Deutsche and Commerzbank to step up merger talks: media

Berlin (AFP) –


Germany's top lenders, Deutsche Bank and Commerzbank, plan to launch formal exploratory talks toward a possible merger, national media reported Sunday, following months of preliminary negotiations.

The German government has been encouraging the two Frankfurt firms to explore a cross-town merger and create a "national champion" in financial services to better compete on the global stage.

A week ago Finance Minister Olaf Scholz confirmed that "there are talks about the situation as it is" between the lenders, with the government a "fair companion" to the discussions.

On Sunday the Die Welt newspaper reported that both banks were expected to publish so-called ad hoc notices as early as Sunday announcing the next phase of talks.
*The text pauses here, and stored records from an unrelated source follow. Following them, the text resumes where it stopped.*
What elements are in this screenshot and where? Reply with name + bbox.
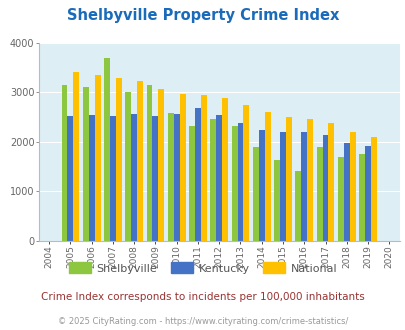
Bar [316, 147, 322, 241]
Bar [231, 126, 237, 241]
Bar [285, 117, 291, 241]
Bar [343, 143, 349, 241]
Bar [89, 115, 94, 241]
Bar [137, 81, 143, 241]
Bar [328, 122, 334, 241]
Bar [279, 132, 285, 241]
Bar [258, 130, 264, 241]
Bar [116, 78, 121, 241]
Bar [173, 114, 179, 241]
Bar [146, 85, 152, 241]
Bar [237, 123, 243, 241]
Bar [194, 108, 200, 241]
Bar [222, 98, 228, 241]
Bar [158, 89, 164, 241]
Bar [307, 119, 312, 241]
Legend: Shelbyville, Kentucky, National: Shelbyville, Kentucky, National [64, 258, 341, 278]
Bar [179, 94, 185, 241]
Bar [62, 85, 67, 241]
Bar [167, 113, 173, 241]
Bar [73, 72, 79, 241]
Bar [83, 87, 89, 241]
Bar [243, 105, 249, 241]
Bar [216, 115, 222, 241]
Text: Crime Index corresponds to incidents per 100,000 inhabitants: Crime Index corresponds to incidents per… [41, 292, 364, 302]
Bar [322, 135, 328, 241]
Bar [189, 125, 194, 241]
Bar [364, 147, 370, 241]
Bar [337, 157, 343, 241]
Bar [264, 112, 270, 241]
Bar [294, 171, 301, 241]
Bar [273, 160, 279, 241]
Bar [200, 95, 207, 241]
Bar [104, 58, 110, 241]
Bar [210, 118, 216, 241]
Bar [301, 132, 307, 241]
Text: © 2025 CityRating.com - https://www.cityrating.com/crime-statistics/: © 2025 CityRating.com - https://www.city… [58, 317, 347, 326]
Bar [110, 115, 116, 241]
Bar [94, 75, 100, 241]
Bar [131, 114, 137, 241]
Bar [358, 154, 364, 241]
Bar [152, 115, 158, 241]
Bar [252, 147, 258, 241]
Bar [349, 131, 355, 241]
Bar [370, 137, 376, 241]
Bar [125, 92, 131, 241]
Bar [67, 115, 73, 241]
Text: Shelbyville Property Crime Index: Shelbyville Property Crime Index [67, 8, 338, 23]
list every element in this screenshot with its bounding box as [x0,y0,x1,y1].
"The boards of both banks have been exploring for a long time, in a small circle, whether the two banks would make a good fit," Die Welt reported.

"Driven by the politicians in Berlin, the talks are thus heading into the next round."

National news agency DPA also reported that the banks were expected to step up their negotiations, citing unnamed industry sources.

Critics of a potential deal have pointed to both Deutsche and Commerzbank's weakened state in the wake of the financial crisis, saying combining two ailing firms would not produce a healthy one.

Commerzbank is still part-owned by the German state, after Berlin had to step in following its 2009 acquisition of troubled Dresdner Bank, and is partway through a tough restructuring.

Deutsche is also reorganising, and only returned to the black last year after many years spent fighting the financial and legal fallout of its breakneck pre-crisis expansion.

One reason for the two lenders' long fight back to profitability is the tough environment in Germany, where intense competition including from public savings banks squeezes margins on retail banking.

European banking supervisors have long urged mergers between lenders to create a more resilient financial sector -- but prefer cross-border marriages to avoid bundling together national problems.

Two German unions last Wednesday firmly rejected the idea of a merger between the top lenders.

"The merger would not create a 'national champion'" as hoped for in the finance and economy ministries, said service workers' union Verdi.

Instead, the combined banks "would become much more attractive for a 'hostile' takeover, for example from France," the workers' organisation added.

On the jobs front, "at least 10,000 further jobs would be in grave danger" on top of thousands already slated to go as both lenders press through far-reaching restructuring projects, Verdi estimated.